Whole burnt offerings foreshadowed the ultimate sacrifice of Christ voluntarily giving His life for our salvation on the cross as the ultimate and true whole burnt offering. They were the equivalent of simply taking and burning your money to demonstrate that you depended upon God alone, and not on earthly treasure for your life. They were not helpful in any “cause.” Not for feeding the priests of Levi, for feeding the poor, for beautifying the temple…. They were a  heavenly mystery, to awaken ones soul to begin to comprehend the incomprehensible – that everything exists only in God.

This awakening and salvation of our souls was Christ’s focus when he was speaking of the value of money. His concern is not so much for our earthly prosperity as for our soul. When He spoke to the rich young man and told him to sell what he had, give to the poor, and come and follow Him, this was not to help address the problem of the poor. This was so the young man could be free from the stranglehold that money had on his soul. It is not the amount of money or how much the “cause” is helped by our donation that really matters. The widow’s mite brought about $2 into the treasury in todays monetary value, but the heavenly treasure it purchased was far beyond that of any other contribution given that day. A hundred-dollar contribution to whatever cause from someone who is truly struggling to just make ends meet can be of far more spiritual value than a $10,000 donation from someone who will really never even need the money. The spiritual value to the person receives from giving is the point, not the accomplishing of some fundraising goal. We all need to learn to give more sacrificially in this prosperous culture we live in. Not because we have a building project or want to help the poor, but just to free our soul from the greatest danger we all confront in this prosperous Country – Greed and Covetousness. We give a few quite worthless earthly dollars and gain great eternal treasure, what a wonderfully profitable investment.

Prayer, fasting and giving are all intensely spiritual acts that expand our spiritual hearts. They are sweet smelling sacrifices that connect us to God. When we don’t practise them we starve our souls. God’s love for us is not affected at all by our slackness. It is infinite and everywhere present and filling all things. But we can only be filled to the capacity our heart will allow.
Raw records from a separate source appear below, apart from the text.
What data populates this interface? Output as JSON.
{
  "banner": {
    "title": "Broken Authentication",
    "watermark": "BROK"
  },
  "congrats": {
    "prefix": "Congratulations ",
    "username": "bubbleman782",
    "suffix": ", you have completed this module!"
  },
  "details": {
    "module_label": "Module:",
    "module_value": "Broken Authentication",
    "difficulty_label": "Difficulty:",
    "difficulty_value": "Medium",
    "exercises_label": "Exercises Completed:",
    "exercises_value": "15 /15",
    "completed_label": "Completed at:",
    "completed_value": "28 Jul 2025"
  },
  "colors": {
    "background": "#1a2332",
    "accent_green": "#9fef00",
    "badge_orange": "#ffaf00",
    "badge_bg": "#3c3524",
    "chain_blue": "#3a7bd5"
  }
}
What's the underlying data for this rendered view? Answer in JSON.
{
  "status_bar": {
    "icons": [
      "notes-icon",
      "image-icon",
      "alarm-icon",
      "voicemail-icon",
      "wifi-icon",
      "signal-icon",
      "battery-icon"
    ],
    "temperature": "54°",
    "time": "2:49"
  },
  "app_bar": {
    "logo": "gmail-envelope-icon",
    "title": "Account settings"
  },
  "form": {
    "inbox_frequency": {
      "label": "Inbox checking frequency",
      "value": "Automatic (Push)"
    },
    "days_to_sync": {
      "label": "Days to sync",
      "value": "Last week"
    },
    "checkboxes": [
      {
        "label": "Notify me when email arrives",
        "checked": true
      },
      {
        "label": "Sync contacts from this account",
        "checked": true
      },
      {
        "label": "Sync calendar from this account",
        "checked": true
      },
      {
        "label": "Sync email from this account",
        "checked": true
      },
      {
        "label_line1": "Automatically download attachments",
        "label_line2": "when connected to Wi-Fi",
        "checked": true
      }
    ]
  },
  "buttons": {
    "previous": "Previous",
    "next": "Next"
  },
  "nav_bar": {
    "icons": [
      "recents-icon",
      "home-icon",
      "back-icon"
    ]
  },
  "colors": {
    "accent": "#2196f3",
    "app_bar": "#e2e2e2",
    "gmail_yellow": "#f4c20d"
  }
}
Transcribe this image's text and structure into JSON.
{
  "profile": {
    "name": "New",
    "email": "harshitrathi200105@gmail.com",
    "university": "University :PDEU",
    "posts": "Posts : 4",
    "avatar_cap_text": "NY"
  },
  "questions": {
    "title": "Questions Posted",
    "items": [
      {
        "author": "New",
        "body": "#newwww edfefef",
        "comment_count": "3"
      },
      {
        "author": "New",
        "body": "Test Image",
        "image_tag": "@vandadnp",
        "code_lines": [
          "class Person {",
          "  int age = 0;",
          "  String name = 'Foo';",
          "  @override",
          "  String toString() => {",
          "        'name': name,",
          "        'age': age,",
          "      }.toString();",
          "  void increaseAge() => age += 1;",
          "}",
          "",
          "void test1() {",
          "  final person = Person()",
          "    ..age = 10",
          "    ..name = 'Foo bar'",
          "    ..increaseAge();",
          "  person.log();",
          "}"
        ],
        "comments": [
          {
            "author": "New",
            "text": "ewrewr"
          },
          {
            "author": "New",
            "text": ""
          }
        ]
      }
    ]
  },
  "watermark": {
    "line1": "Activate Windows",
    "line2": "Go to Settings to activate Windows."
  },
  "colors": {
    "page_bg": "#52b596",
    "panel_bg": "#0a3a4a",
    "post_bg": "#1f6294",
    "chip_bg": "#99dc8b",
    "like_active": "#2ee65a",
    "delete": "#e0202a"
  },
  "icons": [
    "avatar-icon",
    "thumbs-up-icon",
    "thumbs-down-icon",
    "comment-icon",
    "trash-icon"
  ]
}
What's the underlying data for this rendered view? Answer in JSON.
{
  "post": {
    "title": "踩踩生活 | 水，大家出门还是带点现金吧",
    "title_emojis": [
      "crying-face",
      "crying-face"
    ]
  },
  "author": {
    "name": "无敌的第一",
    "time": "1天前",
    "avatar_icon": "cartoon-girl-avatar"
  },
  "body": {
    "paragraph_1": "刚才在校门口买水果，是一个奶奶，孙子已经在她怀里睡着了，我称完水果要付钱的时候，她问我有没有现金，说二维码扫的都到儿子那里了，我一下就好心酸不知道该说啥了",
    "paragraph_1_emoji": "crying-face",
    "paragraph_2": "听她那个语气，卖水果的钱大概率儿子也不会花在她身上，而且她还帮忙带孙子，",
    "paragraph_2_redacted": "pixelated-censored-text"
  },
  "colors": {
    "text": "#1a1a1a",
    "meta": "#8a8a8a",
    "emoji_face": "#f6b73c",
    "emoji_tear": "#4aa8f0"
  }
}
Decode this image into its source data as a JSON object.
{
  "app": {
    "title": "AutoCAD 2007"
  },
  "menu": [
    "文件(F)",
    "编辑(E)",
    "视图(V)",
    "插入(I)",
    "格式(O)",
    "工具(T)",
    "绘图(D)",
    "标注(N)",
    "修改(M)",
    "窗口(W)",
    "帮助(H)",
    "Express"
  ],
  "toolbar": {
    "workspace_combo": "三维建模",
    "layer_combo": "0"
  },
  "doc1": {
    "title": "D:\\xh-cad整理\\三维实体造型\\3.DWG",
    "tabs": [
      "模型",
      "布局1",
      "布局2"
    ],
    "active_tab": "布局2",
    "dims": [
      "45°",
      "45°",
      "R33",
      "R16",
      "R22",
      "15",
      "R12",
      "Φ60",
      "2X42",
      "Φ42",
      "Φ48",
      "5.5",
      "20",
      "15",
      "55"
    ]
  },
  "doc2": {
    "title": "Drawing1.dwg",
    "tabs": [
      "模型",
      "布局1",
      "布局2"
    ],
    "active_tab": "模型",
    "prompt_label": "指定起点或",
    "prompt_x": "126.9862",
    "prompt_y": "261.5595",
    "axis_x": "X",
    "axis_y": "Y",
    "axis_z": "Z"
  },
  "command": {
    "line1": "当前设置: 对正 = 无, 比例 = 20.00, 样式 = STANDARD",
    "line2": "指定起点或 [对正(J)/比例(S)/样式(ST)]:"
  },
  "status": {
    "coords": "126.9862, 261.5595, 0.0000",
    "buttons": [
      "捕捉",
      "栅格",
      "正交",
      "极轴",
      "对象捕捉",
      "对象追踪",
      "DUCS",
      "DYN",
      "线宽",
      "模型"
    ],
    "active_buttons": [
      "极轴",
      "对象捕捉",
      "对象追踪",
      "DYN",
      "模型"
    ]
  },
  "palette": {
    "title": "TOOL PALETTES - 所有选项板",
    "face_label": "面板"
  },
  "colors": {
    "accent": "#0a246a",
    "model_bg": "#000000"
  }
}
Although we are weak and frail creatures, and fail miserably in most of our efforts, yet even through our failures we can begin to develop that greatest of treasures, humility. The root word for humility is “humus” – soil. Humility is being aware of the nothingness we are without Christ, and yet also becoming aware that in Christ, we are becoming the children of God Himself. We are created to be gods through union with Christ. It is not humility to think we are not able to aspire to be joined with the saints – this is delusion, and a lie of the evil one. The very purpose of our life is to be enrolled with the company of the saints and commune with God. It is humility to realize we can never be deserving of this great and awesome privilege, and yet through the grace of God, and our synergy in cooperating with Him, this is His gift and will for us.

At the end of our race, may we be joined to the glorious cloud of witnesses and enrolled with the company of the saints! Through the prayers of St. Aidan and all the saints, Lord Jesus Christ have mercy and save us.